Plus jeune, j’étais enfant de chœur. On m’a forcé à manger Dieu et je n’avais pas faim. Depuis, je recrache ses os. Je sacre comme un ouvrier, le doigt coincé sous le marteau du boss. Dix chars de crisses, cinq par banc, avec un yable tenant le volant.  Trop de gens ne font même plus semblant de vivre, ils végètent.
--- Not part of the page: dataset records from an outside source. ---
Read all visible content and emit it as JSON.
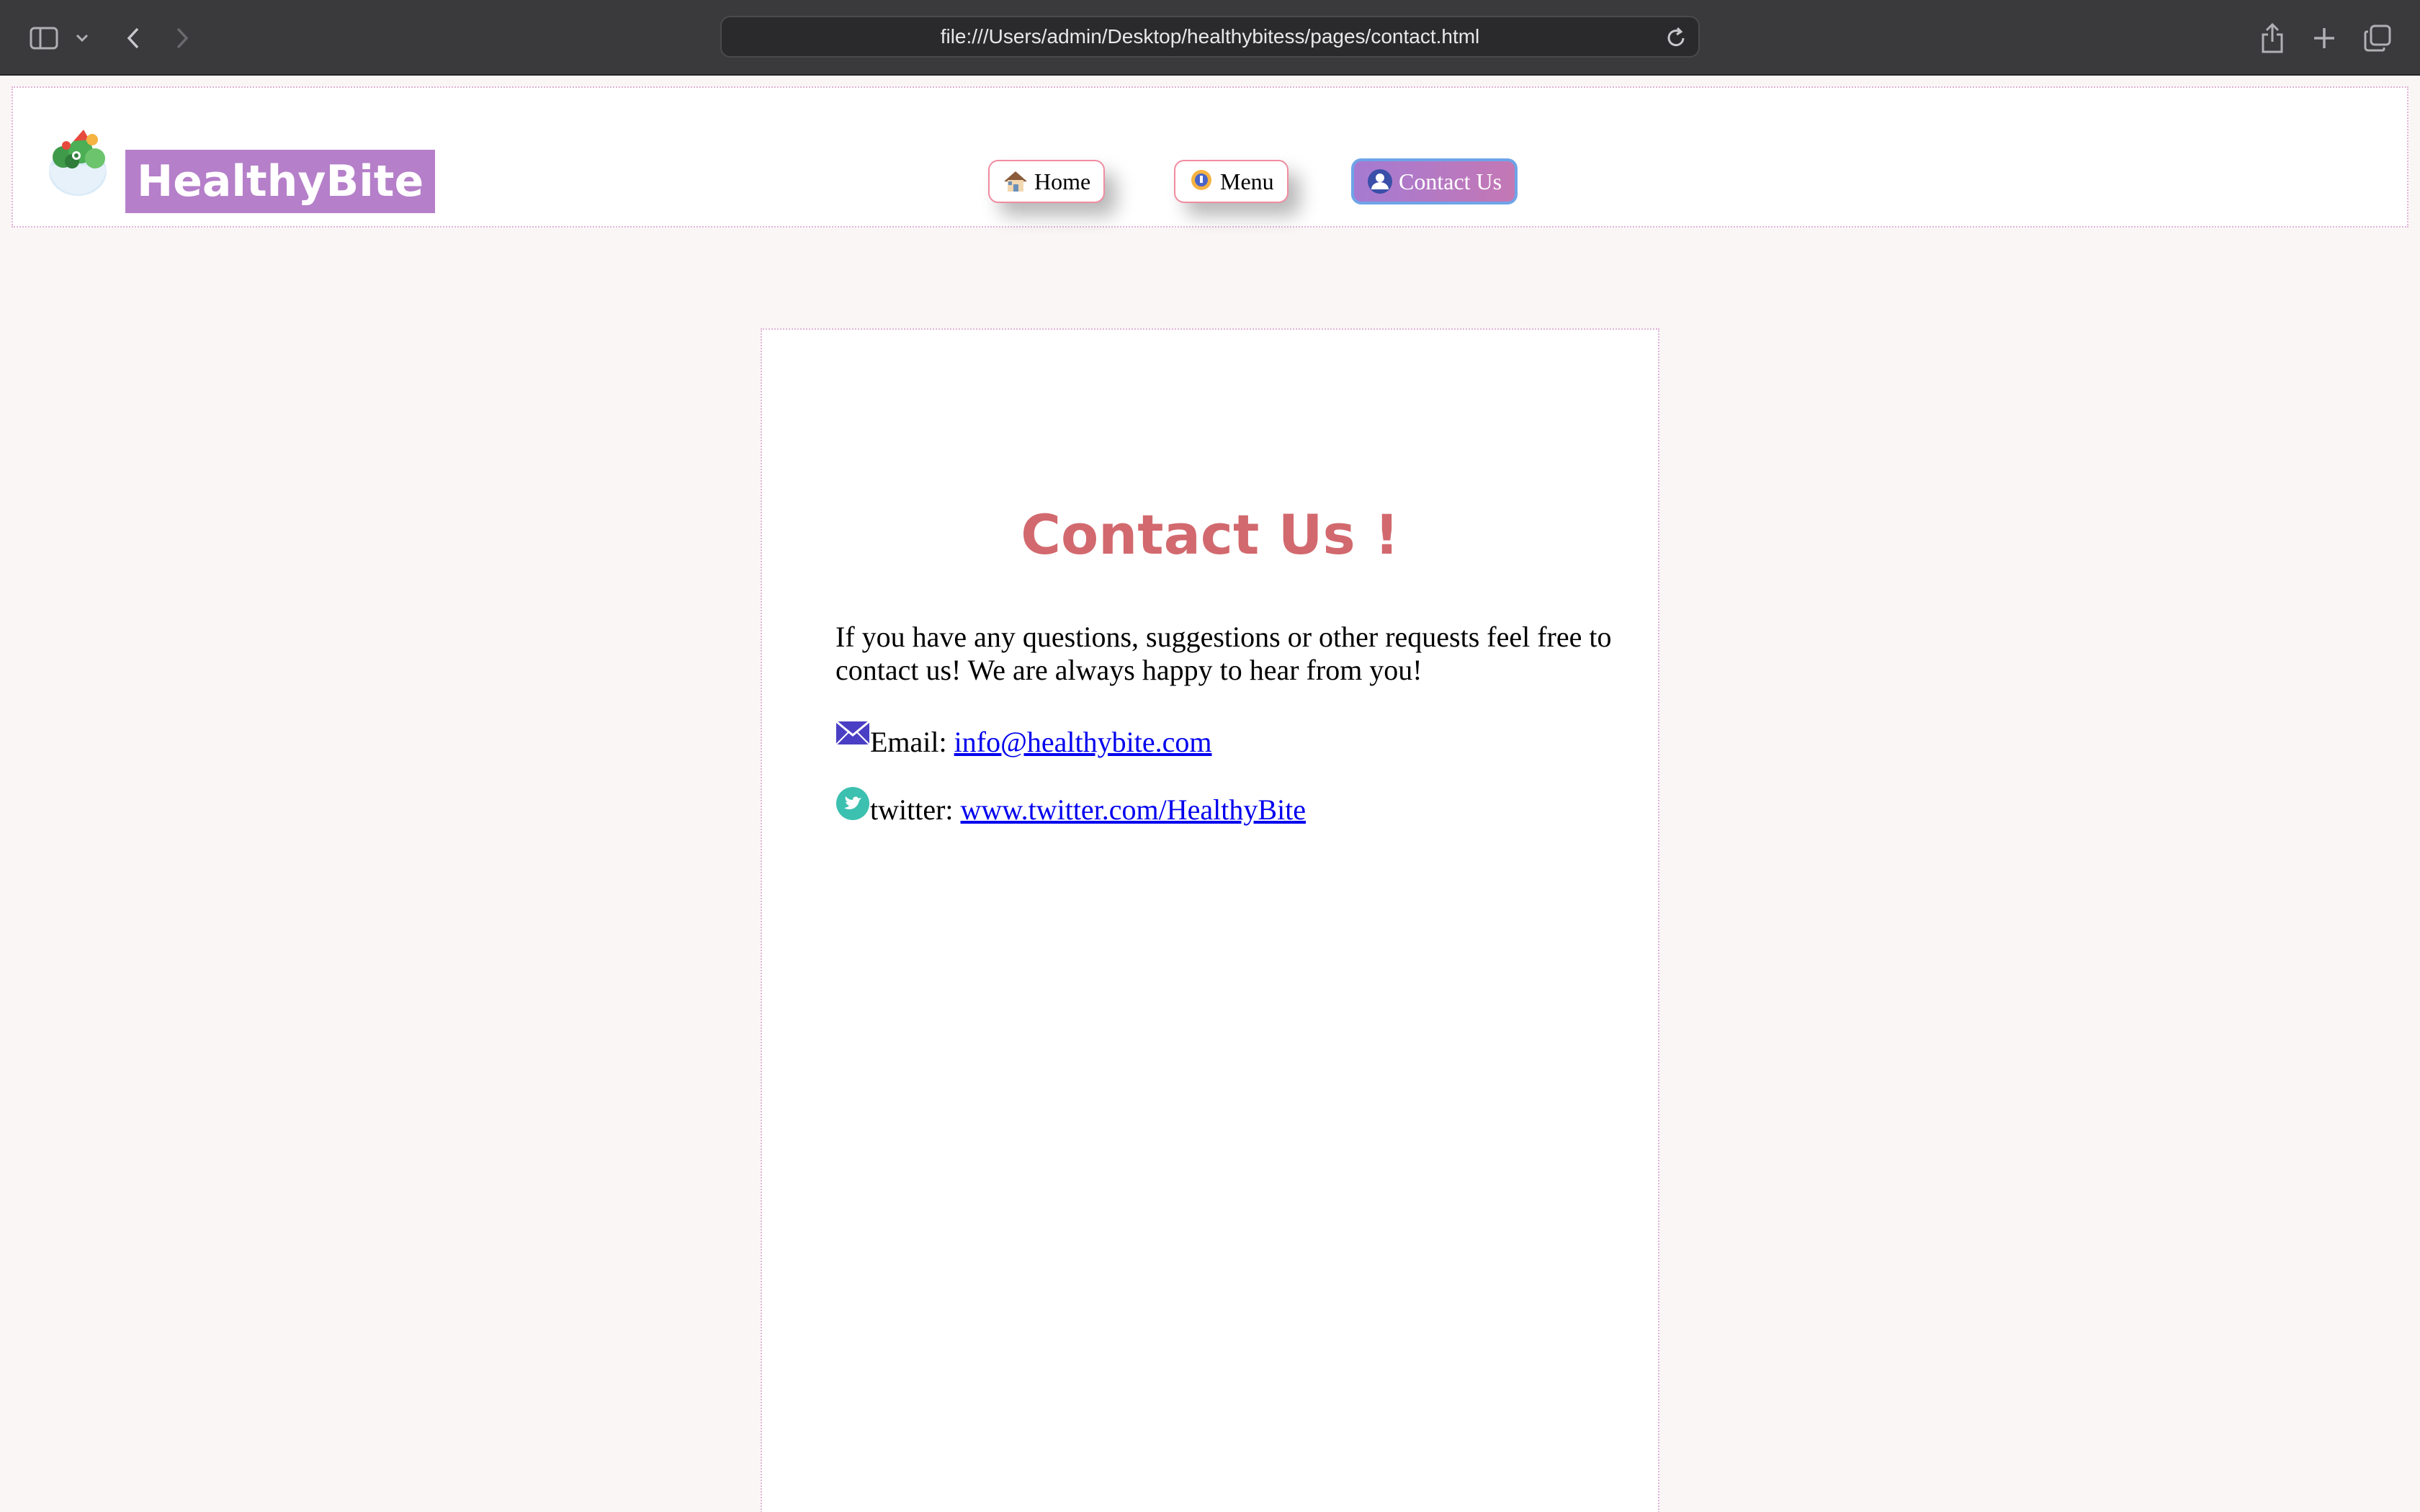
{
  "browser": {
    "url": "file:///Users/admin/Desktop/healthybitess/pages/contact.html",
    "icons": [
      "sidebar-icon",
      "chevron-down-icon",
      "back-icon",
      "forward-icon",
      "reload-icon",
      "share-icon",
      "new-tab-icon",
      "tabs-overview-icon"
    ]
  },
  "header": {
    "brand": "HealthyBite",
    "nav": [
      {
        "label": "Home",
        "icon": "house-icon"
      },
      {
        "label": "Menu",
        "icon": "menu-badge-icon"
      },
      {
        "label": "Contact Us",
        "icon": "user-icon",
        "active": true
      }
    ]
  },
  "main": {
    "title": "Contact Us !",
    "intro": "If you have any questions, suggestions or other requests feel free to contact us! We are always happy to hear from you!",
    "email_label": "Email:",
    "email_link": "info@healthybite.com",
    "twitter_label": "twitter:",
    "twitter_link": "www.twitter.com/HealthyBite"
  },
  "colors": {
    "title": "#d2696e",
    "brand_bg": "#b57fc9",
    "link": "#0000ee",
    "nav_border": "#f08ca0",
    "active_border": "#6ea4e8"
  }
}
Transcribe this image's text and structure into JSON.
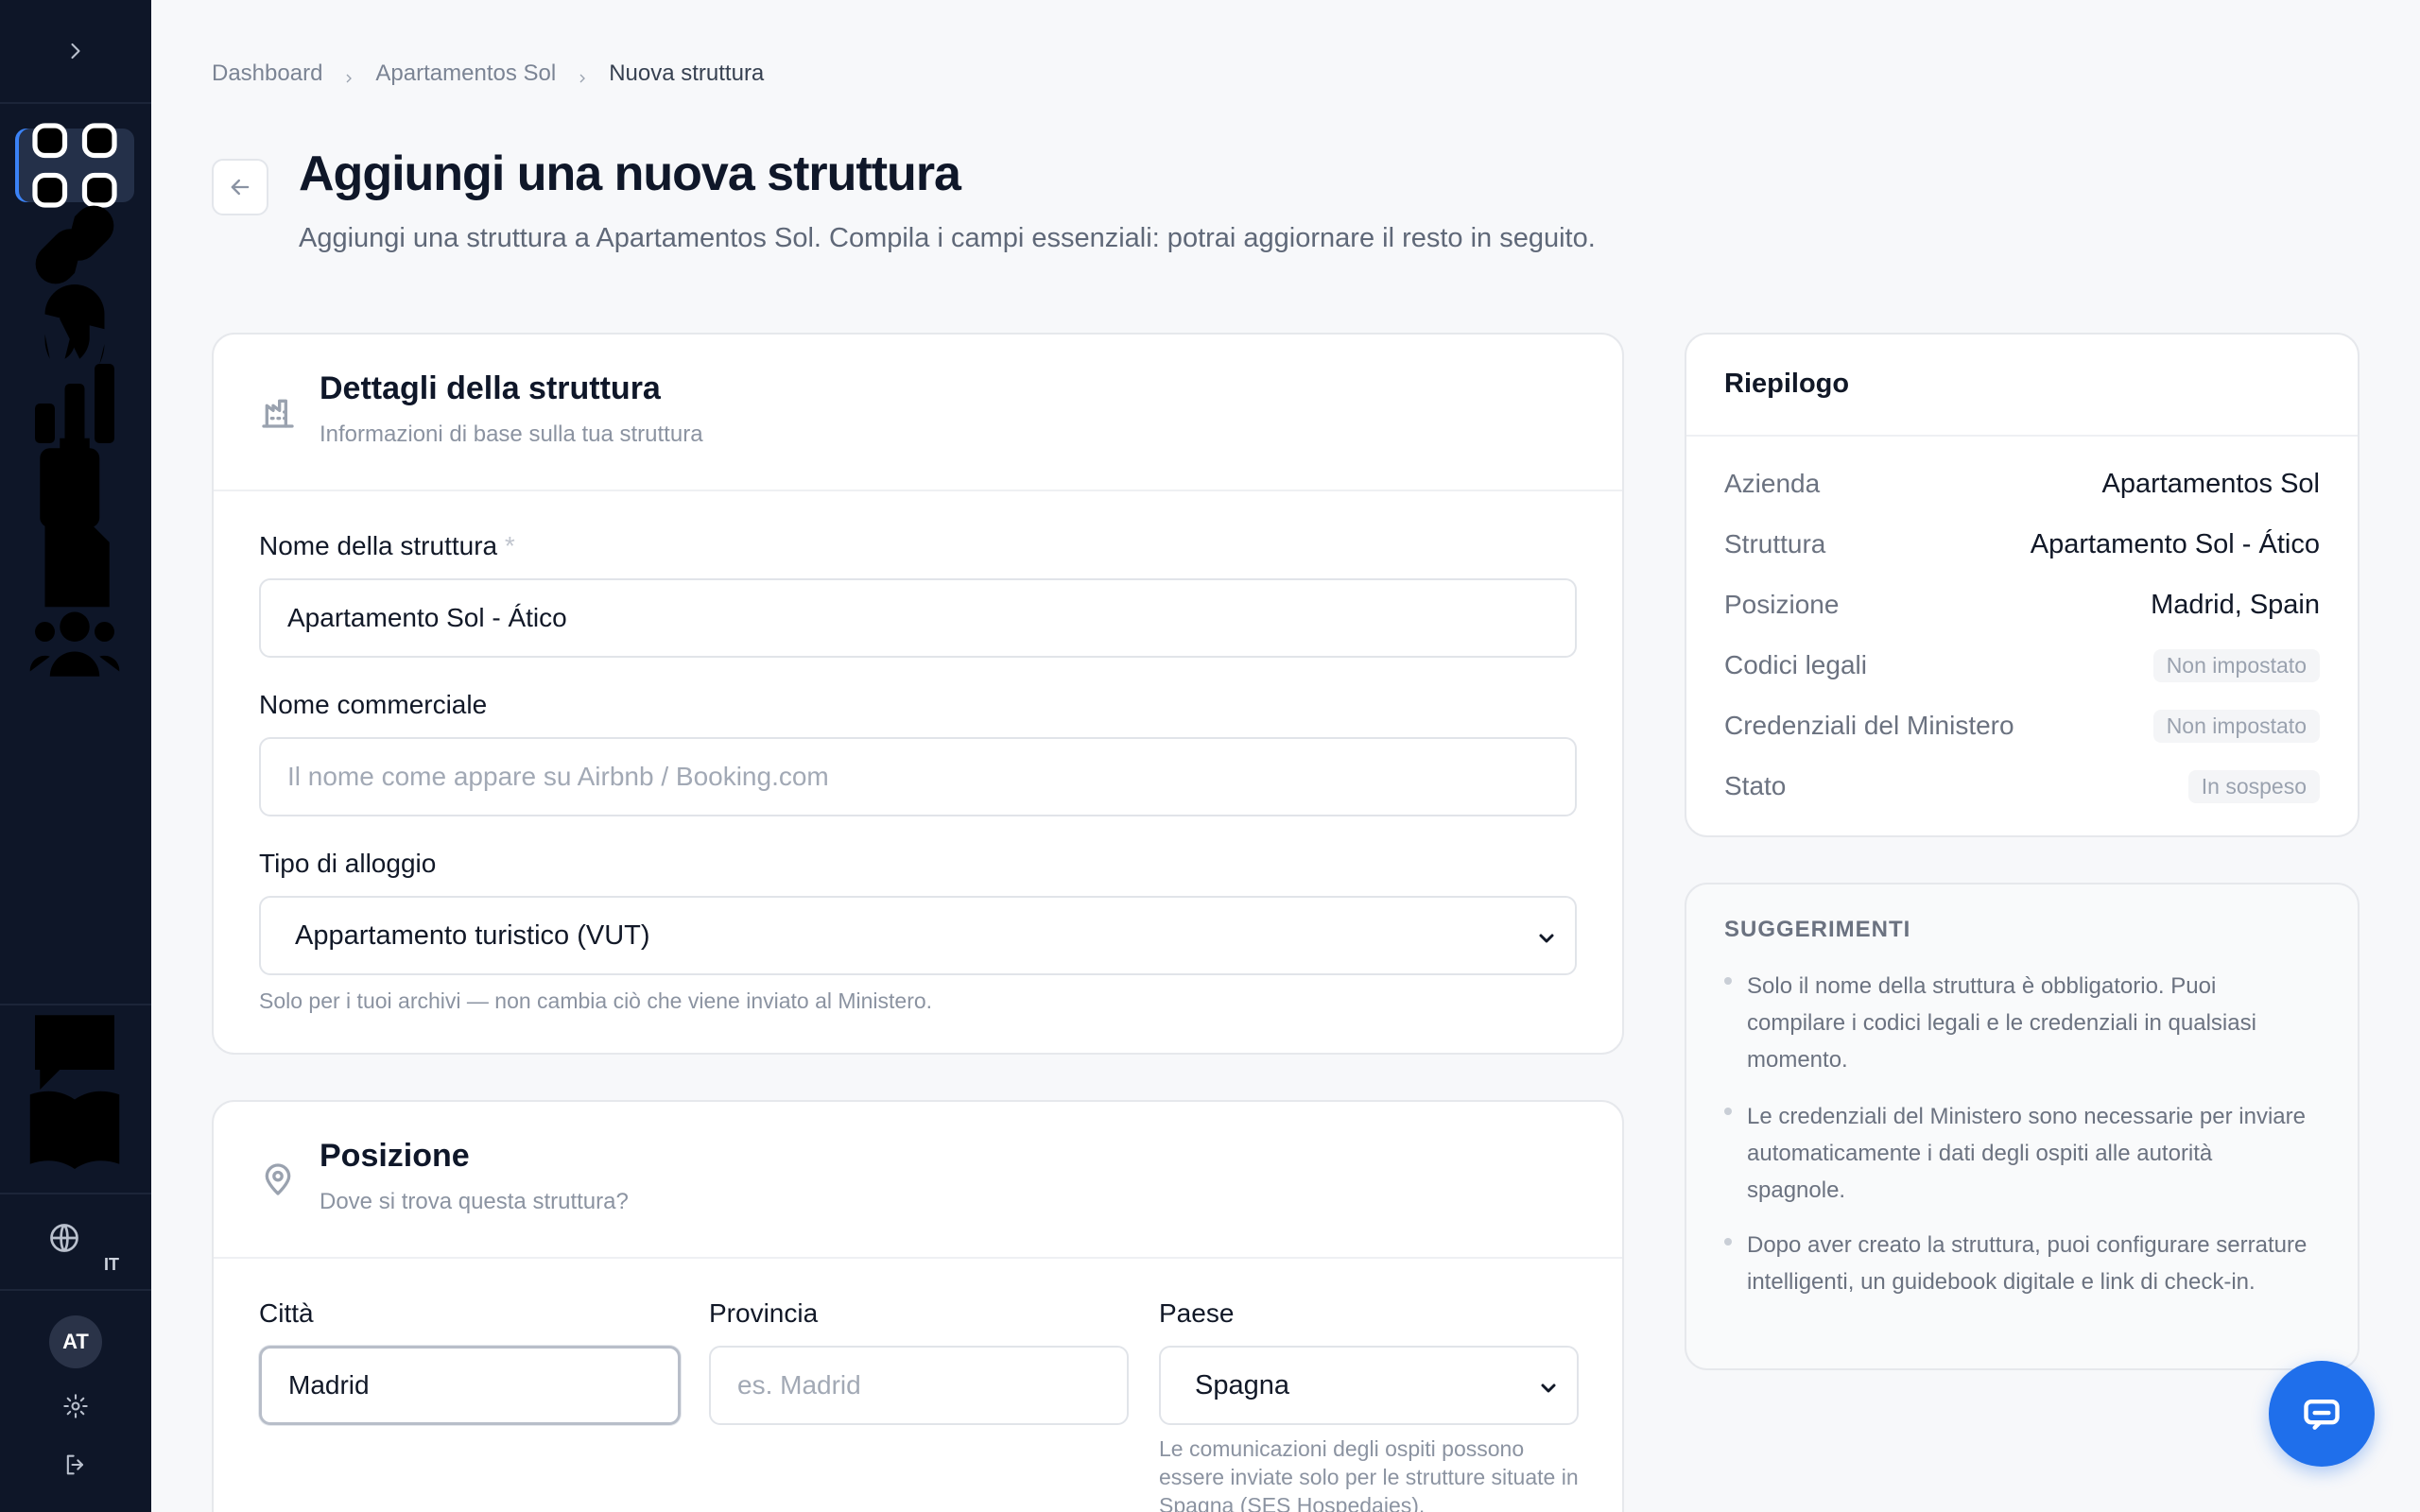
{
  "sidebar": {
    "nav_icons": [
      "dashboard-icon",
      "link-icon",
      "fingerprint-icon",
      "bar-chart-icon",
      "clipboard-check-icon",
      "document-icon",
      "users-icon"
    ],
    "bottom_icons": [
      "chat-icon",
      "book-icon"
    ],
    "language": "IT",
    "avatar_initials": "AT"
  },
  "breadcrumb": {
    "items": [
      "Dashboard",
      "Apartamentos Sol",
      "Nuova struttura"
    ]
  },
  "header": {
    "title": "Aggiungi una nuova struttura",
    "subtitle": "Aggiungi una struttura a Apartamentos Sol. Compila i campi essenziali: potrai aggiornare il resto in seguito."
  },
  "details_card": {
    "title": "Dettagli della struttura",
    "subtitle": "Informazioni di base sulla tua struttura",
    "name_label": "Nome della struttura",
    "name_required": "*",
    "name_value": "Apartamento Sol - Ático",
    "commercial_label": "Nome commerciale",
    "commercial_placeholder": "Il nome come appare su Airbnb / Booking.com",
    "type_label": "Tipo di alloggio",
    "type_value": "Appartamento turistico (VUT)",
    "type_hint": "Solo per i tuoi archivi — non cambia ciò che viene inviato al Ministero."
  },
  "location_card": {
    "title": "Posizione",
    "subtitle": "Dove si trova questa struttura?",
    "city_label": "Città",
    "city_value": "Madrid",
    "province_label": "Provincia",
    "province_placeholder": "es. Madrid",
    "country_label": "Paese",
    "country_value": "Spagna",
    "country_hint": "Le comunicazioni degli ospiti possono essere inviate solo per le strutture situate in Spagna (SES Hospedajes)."
  },
  "summary": {
    "title": "Riepilogo",
    "rows": [
      {
        "key": "Azienda",
        "value": "Apartamentos Sol"
      },
      {
        "key": "Struttura",
        "value": "Apartamento Sol - Ático"
      },
      {
        "key": "Posizione",
        "value": "Madrid, Spain"
      },
      {
        "key": "Codici legali",
        "value": "Non impostato"
      },
      {
        "key": "Credenziali del Ministero",
        "value": "Non impostato"
      },
      {
        "key": "Stato",
        "value": "In sospeso"
      }
    ]
  },
  "tips": {
    "title": "SUGGERIMENTI",
    "items": [
      "Solo il nome della struttura è obbligatorio. Puoi compilare i codici legali e le credenziali in qualsiasi momento.",
      "Le credenziali del Ministero sono necessarie per inviare automaticamente i dati degli ospiti alle autorità spagnole.",
      "Dopo aver creato la struttura, puoi configurare serrature intelligenti, un guidebook digitale e link di check-in."
    ]
  },
  "colors": {
    "sidebar_bg": "#0e1628",
    "accent": "#1f6feb"
  }
}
Aurons-nous bientôt droit à un Occupation double pour les vieux, une purée pour les loups, un placebo d’amour ? Que faire de ce trou dans la paume du passé, cette fêlure du temps dans le rétroviseur, tous ces pas oubliés qui fondent sous la neige ? Il m’arrive de plus en plus souvent de confondre les gestes automatiques, mettre une aspirine sur ma brosse à dents au lieu d’un dentifrice, mettre le beurre dans une poubelle et mes lunettes au frigidaire, mettre du sel dans mon café ou bien du sucre dans ma soupe, mettre les plantes à l’ombre et ma chemise à la poste, mettre mon chapeau avant de m’endormir. Je sors par en avant pour aussitôt entrer par en arrière. Je pars acheter une miche et je reviens sans une seule miette de pain. Qui a dit que la neige n’avait pas d’odeur ? Son parfum est si subtil qu’on peut le respirer deux jours avant qu’elle tombe.

 

Je me méfie des hommes dont le premier outil est la cravate, des femmes aux seins siliconées, celles fardées avec une précision mathématique, des enfants qu’on déguise en adultes. Ils traînent pour la frime des sacs de poudre aux yeux. On mise toujours sur le paraître pour cacher quelque chose. C’est comme la langue de bois qu’utilisent les politiciens. Ceux qui aiment s’habiller chic le font pour eux-mêmes, pas pour épater la galerie. Ceux qui portent un semblant d’uniforme m’horripilent, les cinéastes et leur casquette à l’envers, les skins et leurs bottines d’armée, le long foulard des poètes, la barbe des prophètes. L’homme politique le plus sincère du Québec fut René Lévesque. Il était pourtant mal attifé, un veston trop grand, des pantalons fripés, un bout de mégot scotché aux lèvres, un grand poil peigné de côté, la cravate mal nouée. La vérité de ses mots, l’eau claire de sa parole suffisaient pour l’aimer. Il faut de la passion même pour passer le balai. Les travaux ménagers demeurent la thérapie la plus utile. Tout ce qu’on vécu traverse nos paroles. Quand le silence se fait, il y a toujours en aparté quelque chose d’humain qui s’apprête à naître et nous prête à penser. Les personnages de roman, on les croise partout. Ceux de la rue n’existent pas dans les romans. C’est par la poésie qu’on peut toucher leur âme.